The Report notes that it is often necessary to convert hard copy public record information into a digital form to make it accessible for GIS purposes. In the process the potential use of the information expands. It is often very difficult to reconcile the wholesale recycling of information which this process implies with data protection principles which seek to limit the use of information by reference to the purpose for which it is collected. The Report warns against an assumption that more information necessarily leads to better decisions. It stresses the importance of ensuring that privacy protective measures are planned for when systems are designed, rather than attempting to graft them on to already operating systems.

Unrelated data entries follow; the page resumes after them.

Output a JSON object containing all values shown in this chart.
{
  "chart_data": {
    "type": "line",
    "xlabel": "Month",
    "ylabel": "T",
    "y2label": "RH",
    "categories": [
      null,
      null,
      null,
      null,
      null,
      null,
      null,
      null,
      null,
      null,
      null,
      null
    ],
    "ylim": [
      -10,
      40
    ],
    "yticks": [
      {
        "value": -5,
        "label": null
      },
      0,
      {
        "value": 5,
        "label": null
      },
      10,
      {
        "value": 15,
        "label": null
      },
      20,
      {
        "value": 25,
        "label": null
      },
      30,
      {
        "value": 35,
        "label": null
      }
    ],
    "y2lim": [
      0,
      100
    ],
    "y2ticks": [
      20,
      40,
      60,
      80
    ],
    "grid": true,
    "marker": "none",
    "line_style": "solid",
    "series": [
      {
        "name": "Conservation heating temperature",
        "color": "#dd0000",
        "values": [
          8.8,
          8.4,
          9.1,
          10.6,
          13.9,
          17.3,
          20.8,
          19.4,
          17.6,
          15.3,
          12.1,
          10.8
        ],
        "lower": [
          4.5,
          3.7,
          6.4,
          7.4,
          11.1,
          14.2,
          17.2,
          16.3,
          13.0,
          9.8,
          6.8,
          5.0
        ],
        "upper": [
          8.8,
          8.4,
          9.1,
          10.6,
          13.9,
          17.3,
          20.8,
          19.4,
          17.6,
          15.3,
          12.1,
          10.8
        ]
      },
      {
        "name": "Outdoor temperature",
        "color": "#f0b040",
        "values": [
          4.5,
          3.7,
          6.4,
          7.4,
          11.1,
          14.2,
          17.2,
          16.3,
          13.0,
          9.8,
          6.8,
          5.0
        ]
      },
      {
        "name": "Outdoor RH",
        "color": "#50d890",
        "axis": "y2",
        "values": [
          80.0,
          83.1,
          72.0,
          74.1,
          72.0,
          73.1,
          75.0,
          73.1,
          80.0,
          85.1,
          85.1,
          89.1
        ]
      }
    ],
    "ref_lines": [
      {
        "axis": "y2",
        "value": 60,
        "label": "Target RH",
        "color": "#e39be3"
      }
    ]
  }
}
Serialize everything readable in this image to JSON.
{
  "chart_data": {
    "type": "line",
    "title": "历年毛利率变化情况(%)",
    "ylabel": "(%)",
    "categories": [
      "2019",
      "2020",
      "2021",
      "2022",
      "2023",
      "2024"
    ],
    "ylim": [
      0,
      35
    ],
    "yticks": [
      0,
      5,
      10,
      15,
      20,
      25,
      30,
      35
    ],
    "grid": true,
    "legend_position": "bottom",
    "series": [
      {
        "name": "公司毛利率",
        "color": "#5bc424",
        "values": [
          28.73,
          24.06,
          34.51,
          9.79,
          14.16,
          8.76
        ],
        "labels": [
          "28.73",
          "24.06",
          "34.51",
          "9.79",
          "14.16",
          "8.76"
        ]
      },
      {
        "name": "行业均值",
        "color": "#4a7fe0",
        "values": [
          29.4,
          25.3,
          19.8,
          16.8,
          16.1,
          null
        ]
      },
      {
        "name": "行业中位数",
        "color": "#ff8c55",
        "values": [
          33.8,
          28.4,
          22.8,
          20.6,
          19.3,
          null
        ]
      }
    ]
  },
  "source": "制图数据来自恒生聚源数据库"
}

Spatially referenced information is inherently imprecise in that it is almost impossible to establish a precise spatial and temporal correspondence between map references and the real world objects to which they relate.[4] The ‘error problem’ is widely recognised by geographers and designers of GIS software, and a variety of innovative solutions are being worked on to account for it. For many purposes the degree of error does not matter. However the possibility of error in data relating to people challenges the information privacy principle of determining the accuracy of data before use.

Error or imprecision has other implications; it can require expensive pre-processing of data adding significantly to its cost and thereby raising vexed issues of access and equity where public record data is involved. It can produce interpretations of GIS data which are fundamentally misleading. The current imbroglio over the privatised Victorian emergency call service is sometimes cited as an example of the lethal consequences of an inadequate GIS system.

The Report draws attention to these issues and argues that adherence to FOI principles and the data protection emphasis on transparency provide means of addressing them. Subjects’ knowledge of and consent to specific uses of their data is presented as a way of ensuring greater data integrity. This argument seems more convincing when applied to classical legacy database systems of public agencies, than to the multiplicity of data sources which can nowadays be captured in a GIS format.

The Report identifies public/private partnerships for the production and sale of GIS data as an area where data protection legislation confined to the public sector is of limited effectiveness. Within the context of the existing Ontario legislation this reinforces the need for more proactive policies by public agencies to ensure that the privacy aspects are addressed in the planning and publicity associated with GIS projects.

The Report concludes with a useful Privacy Impact Statement for public sector organisations wishing to assess the possible implications of a GIS related project.

The Ontario Report and GIS provide a useful starting point for exploring a new technology with significant privacy implications. Because of the existence of a robust social and ethical critique of GIS among professional geographers, a further exploration of the privacy issues offers an opportunity to expand the discourse on privacy, beyond the somewhat narrow legal and technical parameters which often characterise it.

Reviewed by John Gaudin, Research Officer, NSW Privacy Committee. (jgaudin@geko.net.au)

References

Curry, Michael R, ‘In plain and open view: Geographic Information Systems and the problem of privacy’, 1994, http://www.spatial.maine.edu/relatedpublications.html

Graham, Stephen ‘Surveillant Systems and the City: GIS and Urban Panopticism,’ Conference Paper Abstract, 1996 at http://www.ncgia.ucsb.edu/conf/BALTIMORE/bios.html

Hornery, A ‘Direct marketing: they’re watching you’ Sydney Morning Herald 14 June 1997, p 95.

Monmonier, Mark, How to Lie with Maps, Chicago & London, 1991.

Ontario Information and Privacy Commissioner, Geographical Information Systems, Toronto March 1997 (http://www.ipc.on.ca//web site.eng/whatsnew/whatsnew.htm)

Pickles, J ed, Ground Truth: The Social Implications of Geographical Information Systems, NY, 1995.


[1] See Pickles, 1995 and the papers from the conference on ‘Law and Information Policy for Spatial Databases’ held in Tempe Arizona in October 1994 on http://www.spatial.maine.edu/relatedpublications.html

[2] Hornery, 1997.

[3] Graham, 1996; J Goss in Pickles, 1995.

[4] See Monmonier, 1991 for an accessible overview of the issues.